Urinary aquaporin-2 in healthy humans and patients with liver cirrhosis and chronic heart failure during baseline conditions and after acute water load.

Author information

1
Department of Medicine, Holstebro Hospital, Holstebro, Denmark. arsp@ringamt.dk

Abstract

BACKGROUND:

Patients with liver cirrhosis and chronic heart failure (CHF) have a reduced capacity to excrete water.

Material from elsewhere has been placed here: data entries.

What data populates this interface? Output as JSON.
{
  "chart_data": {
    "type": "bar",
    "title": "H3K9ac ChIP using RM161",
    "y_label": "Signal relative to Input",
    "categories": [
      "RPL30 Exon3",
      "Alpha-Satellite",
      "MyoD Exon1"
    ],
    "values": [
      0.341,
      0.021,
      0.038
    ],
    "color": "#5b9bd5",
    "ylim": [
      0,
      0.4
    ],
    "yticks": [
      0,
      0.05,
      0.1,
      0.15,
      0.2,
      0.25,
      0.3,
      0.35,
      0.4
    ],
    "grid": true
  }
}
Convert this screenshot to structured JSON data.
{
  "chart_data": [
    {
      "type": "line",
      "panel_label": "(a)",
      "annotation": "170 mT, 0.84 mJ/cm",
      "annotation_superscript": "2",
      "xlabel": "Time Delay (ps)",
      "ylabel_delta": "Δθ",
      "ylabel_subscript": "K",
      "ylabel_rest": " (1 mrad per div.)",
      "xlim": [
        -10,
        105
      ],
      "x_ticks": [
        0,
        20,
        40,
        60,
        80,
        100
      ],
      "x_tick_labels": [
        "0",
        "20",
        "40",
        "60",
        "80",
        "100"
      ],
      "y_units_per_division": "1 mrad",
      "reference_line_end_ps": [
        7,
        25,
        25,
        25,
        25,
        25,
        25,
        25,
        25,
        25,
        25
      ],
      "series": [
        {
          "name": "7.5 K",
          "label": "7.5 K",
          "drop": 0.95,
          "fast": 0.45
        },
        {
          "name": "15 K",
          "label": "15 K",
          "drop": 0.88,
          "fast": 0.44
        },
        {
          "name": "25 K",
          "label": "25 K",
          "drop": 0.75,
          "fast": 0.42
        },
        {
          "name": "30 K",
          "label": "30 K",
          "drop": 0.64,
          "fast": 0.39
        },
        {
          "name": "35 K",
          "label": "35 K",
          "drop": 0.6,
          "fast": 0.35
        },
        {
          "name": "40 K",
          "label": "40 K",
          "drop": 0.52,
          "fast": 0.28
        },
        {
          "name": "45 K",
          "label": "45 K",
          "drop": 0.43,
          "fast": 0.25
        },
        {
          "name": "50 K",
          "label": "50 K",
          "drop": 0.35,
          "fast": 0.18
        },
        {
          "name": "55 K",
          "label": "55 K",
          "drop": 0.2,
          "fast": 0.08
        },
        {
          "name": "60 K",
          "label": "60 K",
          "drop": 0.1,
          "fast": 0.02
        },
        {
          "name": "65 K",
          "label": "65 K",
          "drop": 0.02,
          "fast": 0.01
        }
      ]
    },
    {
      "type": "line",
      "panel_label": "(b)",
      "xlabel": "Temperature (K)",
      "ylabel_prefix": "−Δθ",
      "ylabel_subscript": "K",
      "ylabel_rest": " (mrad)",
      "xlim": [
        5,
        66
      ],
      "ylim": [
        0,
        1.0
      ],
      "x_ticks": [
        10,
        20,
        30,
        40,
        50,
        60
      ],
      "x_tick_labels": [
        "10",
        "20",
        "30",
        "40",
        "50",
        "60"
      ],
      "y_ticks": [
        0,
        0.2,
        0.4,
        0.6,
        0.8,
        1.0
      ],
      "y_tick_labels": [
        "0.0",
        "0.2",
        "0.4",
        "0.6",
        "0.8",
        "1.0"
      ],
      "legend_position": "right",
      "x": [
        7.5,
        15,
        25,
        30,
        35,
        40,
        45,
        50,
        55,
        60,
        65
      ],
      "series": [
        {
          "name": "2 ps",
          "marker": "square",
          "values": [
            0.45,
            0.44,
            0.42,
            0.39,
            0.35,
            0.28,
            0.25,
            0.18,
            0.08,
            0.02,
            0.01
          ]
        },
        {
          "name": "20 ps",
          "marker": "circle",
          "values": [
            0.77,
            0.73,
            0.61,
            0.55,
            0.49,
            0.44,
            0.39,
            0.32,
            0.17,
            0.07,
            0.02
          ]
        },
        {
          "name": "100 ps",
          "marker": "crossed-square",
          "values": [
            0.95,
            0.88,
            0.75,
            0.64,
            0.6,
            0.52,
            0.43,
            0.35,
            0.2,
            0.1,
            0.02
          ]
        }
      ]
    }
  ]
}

Studies in healthy humans have shown that an acute water load reduces the excretion of aquaporin-2 in urine (u-AQP-2). We wanted to test the hypothesis that an acute water load reduces u-AQP-2 less in patients with liver cirrhosis or CHF than in healthy humans.

METHODS:

Fourteen healthy subjects, 14 patients with liver cirrhosis, and 14 patients with CHF were given an oral water load of 20 mL/kg. Urine was collected every 30 minutes for 4 hours for analysis of u-AQP-2. Blood samples were drawn at the beginning and at the end of the study for analysis of arginine vasopressin (AVP). u-AQP-2 was determined by radioimmunoassay.

RESULTS:

During the study period, urinary output was 22.8% higher than water intake in the healthy controls and increased 14-fold from baseline, but in patients with liver cirrhosis and CHF urinary output was 14% and 24% less than the intake, while urinary output increased 7- and 19-fold from baseline, respectively. u-AQP2 decreased significantly more in patients with CHF (39%) than in healthy controls (17%) but it was unchanged in those with liver cirrhosis. AVP decreased 46% in patients with CHF, but was unchanged in healthy controls and those with liver cirrhosis. A 24-hour urinary excretion of AQP-2 was significantly elevated in patients with CHF (median, 25.7 nmol/mol creatinine) compared to healthy controls (15.7 nmol/mol creatinine) and those with liver cirrhosis (17 nmol/mol creatinine).

CONCLUSION:

The excretion of AQP-2 in urine is abnormal both in liver cirrhosis in which we find less suppression of u-AQP2 by an acute water load and in CHF in which we find a high baseline level and an exaggerated suppression of u-AQP2 by an acute water load.